顏鴻這具身體帶著的東西並不多,最貴重的無疑就是手中的這把小提琴,他隨便收拾了一下東西,就出了門,對於室友友好地提醒,等會兒晚上還有表演什麼的,他禮貌地回應了一句,卻並沒有放在心上。他並沒有興致去給船上的這些富商貴族當什麼伴奏。

直接找到了船長後,用自己手頭的英鎊要到了一間單人房,雖然還是有些差強人意,不過也就是在船上的一陣子,顏鴻還是能夠忍受將就一陣的。自從發現系統每次都喜歡給他安排一個比較孤苦的身份後,顏鴻已經有意識地開始在自己的系統揹包裡存放各個年代的主流貨幣,這也是他現在能夠拿出英鎊來為自己謀福利的主要原因。

換了房間後,顏鴻對於身上的衣物倒是勉強可以接受,並沒有急著再捯飭整身的行頭,將自己的東西在房間裡隨便一放,拿著小提琴,顏鴻往甲板上走去。海風、藍天、白雲,撇開這艘震驚世界的巨輪即將要撞到冰山沉沒的一點不去想,這絕對是個放鬆心情的好的旅程,特別是這麼具有年代感的一次遠距離航行。

顏鴻不知道是不是受到這副身體原主的記憶影響,對於手中的這把小提琴有著無與倫比的喜愛,走到哪兒,都想著要好好地將這把琴給帶著,或許是因為這把琴是原主母親留給他的唯一的遺物。

心情愉快,顏鴻也有演奏的興致,歡快跳躍活潑的曲調在甲板上洋溢著,讓一眾也上了甲板的乘客們不由得跟著這曲調輕輕地擺動著腰肢,多了些熱情和興奮。

“嗨,你的小提琴拉得真好,我是傑克道森,是名流浪畫家,能夠請你當我的模特嗎?看到你我的靈感就不停地往外冒,我一定會畫出很好的畫作。”一身白色襯衫黑色揹帶褲的男子留著一頭栗色的短髮,相貌清秀,兩隻眼睛格外得炯炯有神,內裡蘊含著的熱情就好像是一輪小太陽能夠將人的心整個地給融化掉了。

若不是知道面前的這傢伙是這個世界的主角,顏鴻面對這貿貿然自說自話自來熟地撞上來的傢伙,可不會留什麼情面:“道森先生可以去找其他願意給你當模特的人,我並沒有那個興致。”

顏鴻自己本身也是擅長繪畫的,只是過了這麼長的時間,對於西方人所崇拜的人體美學,他始終還是留著保守的華夏血統,他可以站在一個鑑賞者的角度去品評一副畫作,為畫作裡所塑造的人體美衍生開來的人性美驚歎,卻絕對沒有那個興致去成為畫家筆下的那個繆斯。

“是我太過冒昧了,不知道現實你怎麼稱呼?”被顏鴻冷淡的態度小小地打擊了一把的傑克道森卻並沒有放棄,反而揚著燦爛的笑容格外真誠地問道。

“顏鴻。”

“顏?你身上一定有東方血統,我一直覺得那是個神秘的國度,你的身上就集合了我對那個神秘國度的所有想象,優雅、神秘又高貴。雖然你不願意當我的模特,我實在是有些失落,不過,真得很高興能夠遇見你,我們能當個朋友嗎?”

外國式的熱情,顏鴻也不是第一次遇到,只不過對於那些不是世界意志所在的主角,顏鴻大部分時候有的是辦法讓對方知難而退,可面對傑克這個傢伙的鍥而不捨,顏鴻想了想,還是回應地握住了傑克道森伸過來的手。

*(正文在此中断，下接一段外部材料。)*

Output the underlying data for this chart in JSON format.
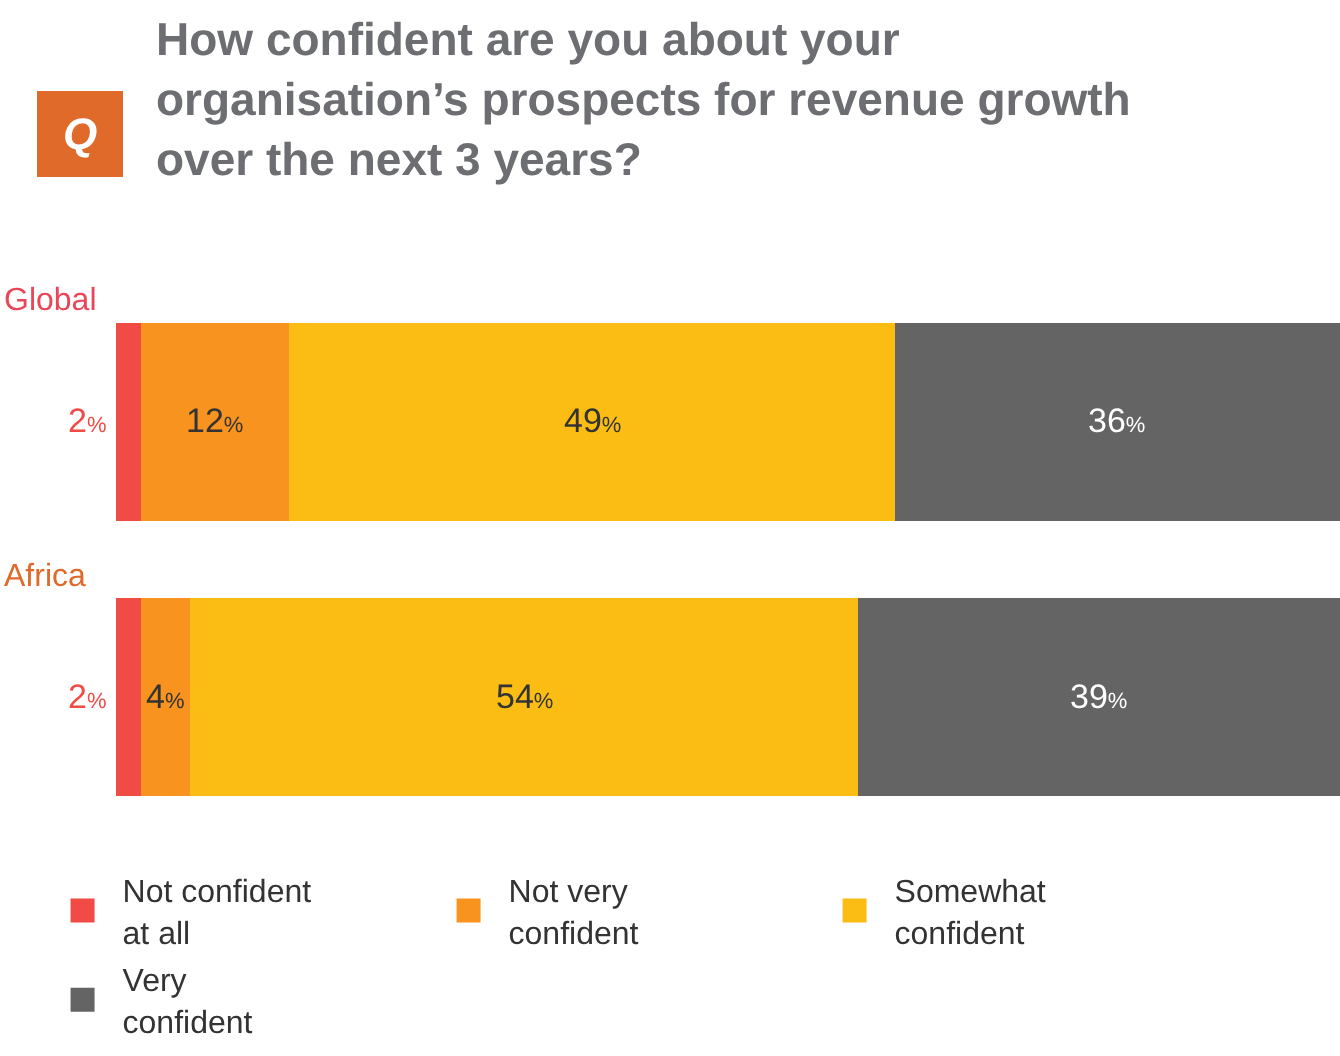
{
  "chart_data": {
    "type": "bar",
    "orientation": "horizontal",
    "stacked": true,
    "title": "How confident are you about your organisation’s prospects for revenue growth over the next 3 years?",
    "annotations": [
      "Q"
    ],
    "categories": [
      "Global",
      "Africa"
    ],
    "xlim": [
      0,
      99
    ],
    "series": [
      {
        "name": "Not confident at all",
        "color": "#f04c45",
        "values": [
          2,
          2
        ],
        "value_labels": [
          "2%",
          "2%"
        ]
      },
      {
        "name": "Not very confident",
        "color": "#f7931e",
        "values": [
          12,
          4
        ],
        "value_labels": [
          "12%",
          "4%"
        ]
      },
      {
        "name": "Somewhat confident",
        "color": "#fbbc13",
        "values": [
          49,
          54
        ],
        "value_labels": [
          "49%",
          "54%"
        ]
      },
      {
        "name": "Very confident",
        "color": "#646464",
        "values": [
          36,
          39
        ],
        "value_labels": [
          "36%",
          "39%"
        ]
      }
    ],
    "legend": "bottom",
    "tick_labels": false
  }
}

看到傑克因為自己的回應而笑得更加像一個單純的孩子似的樣子,不由得聯想到面前這個年輕的生命即將為另外一個美麗的女子而殞命於大海,心底倒是多了幾分柔軟。

顏鴻自從知道這艘船隻是著名的泰坦尼克號後,就沒有想過要伸手干預這既定的命輪,他到時候自然有的是法子救自己一命,至於其他人,他又有什麼義務呢?甚至是面前的傑克道森,顏鴻也並沒有想過要挽救一場註定到來的悲劇,畢竟放棄自己的生命,選擇讓自己的愛人得以生存下來,是傑克道森自己的選擇。